McGraw-Hill and The Drucker School announce the release of “The Drucker Difference” book
Today’s foremost authorities from the Drucker School re-interpret Drucker’s principles to provide strategies business leaders can use to address their toughest challenges
“This book is an excellent way to understand how Drucker’s ideas apply to today’s dilemmas, be they the problems faced by organizations, by governments, or by individuals.” — from the Foreword, by Charles Handy
“This compilation of smart essays on the ‘Drucker difference’ illustrates how astonishingly wide the wings of Drucker’s wisdom have spread. We all stand gratefully in his shadows, silent in awe.” — Warren Bennis, Professor Emeritus, University of Southern California
“Much has been written by and about my friend and mentor, Peter Drucker. But this book is different. It is written by those who knew and understood him as friends and faculty colleagues and reflects his thoughts and principles as they are currently being taught to those who will be making a difference for tomorrow.” — C. William Pollard, Chairman Emeritus, The ServiceMaster Company
“The Drucker Difference is a unique book that enables present and future executives to capitalize on Peter Drucker’s wisdom and to comprehend that knowledge from an entirely new perspective.” — Minglo Shao, Chairman, Bright China
Peter F. Drucker is one of the most influential business thinkers in history and is widely considered the father of modern management.

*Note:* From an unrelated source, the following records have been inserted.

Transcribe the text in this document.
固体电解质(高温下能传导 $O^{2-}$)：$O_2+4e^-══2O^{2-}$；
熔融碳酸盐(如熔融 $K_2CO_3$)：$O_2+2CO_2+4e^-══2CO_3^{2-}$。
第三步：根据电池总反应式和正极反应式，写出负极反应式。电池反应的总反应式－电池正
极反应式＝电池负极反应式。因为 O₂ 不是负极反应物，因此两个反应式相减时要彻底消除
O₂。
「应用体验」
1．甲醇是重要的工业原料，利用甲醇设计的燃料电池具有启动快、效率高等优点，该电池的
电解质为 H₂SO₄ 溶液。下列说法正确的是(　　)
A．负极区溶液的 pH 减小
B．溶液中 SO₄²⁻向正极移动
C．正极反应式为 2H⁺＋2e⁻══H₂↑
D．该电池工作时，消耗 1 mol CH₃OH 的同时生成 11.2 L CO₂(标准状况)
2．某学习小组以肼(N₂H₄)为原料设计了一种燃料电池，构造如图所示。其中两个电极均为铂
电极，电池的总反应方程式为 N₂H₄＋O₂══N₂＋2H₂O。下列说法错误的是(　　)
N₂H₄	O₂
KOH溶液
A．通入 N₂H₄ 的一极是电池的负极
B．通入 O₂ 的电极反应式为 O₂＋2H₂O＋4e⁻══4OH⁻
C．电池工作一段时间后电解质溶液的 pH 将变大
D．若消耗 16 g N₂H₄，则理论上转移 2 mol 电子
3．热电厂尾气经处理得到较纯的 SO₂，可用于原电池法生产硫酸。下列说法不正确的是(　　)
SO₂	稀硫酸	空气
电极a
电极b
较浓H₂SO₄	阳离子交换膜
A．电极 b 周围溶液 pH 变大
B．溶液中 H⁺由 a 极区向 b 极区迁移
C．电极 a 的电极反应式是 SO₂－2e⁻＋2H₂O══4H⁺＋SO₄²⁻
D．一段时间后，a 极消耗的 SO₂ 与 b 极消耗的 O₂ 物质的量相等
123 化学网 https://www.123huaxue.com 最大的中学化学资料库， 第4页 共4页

His ideas are especially relevant today as Drucker’s insights on effective management, ethical leadership, and social responsibility have never been more essential.
THE DRUCKER DIFFERENCE (McGraw-Hill; October 25, 2009; $29.95) is an exciting new assessment of Drucker’s timeless leadership principles based on the most popular course at Claremont University’s Peter F. Drucker and Masatoshi Ito Graduate School of Management and written by leading Drucker scholars. Released in conjunction with the centennial celebration of Drucker’s birth, it provides readers with new insights and interpretations of Drucker’s work.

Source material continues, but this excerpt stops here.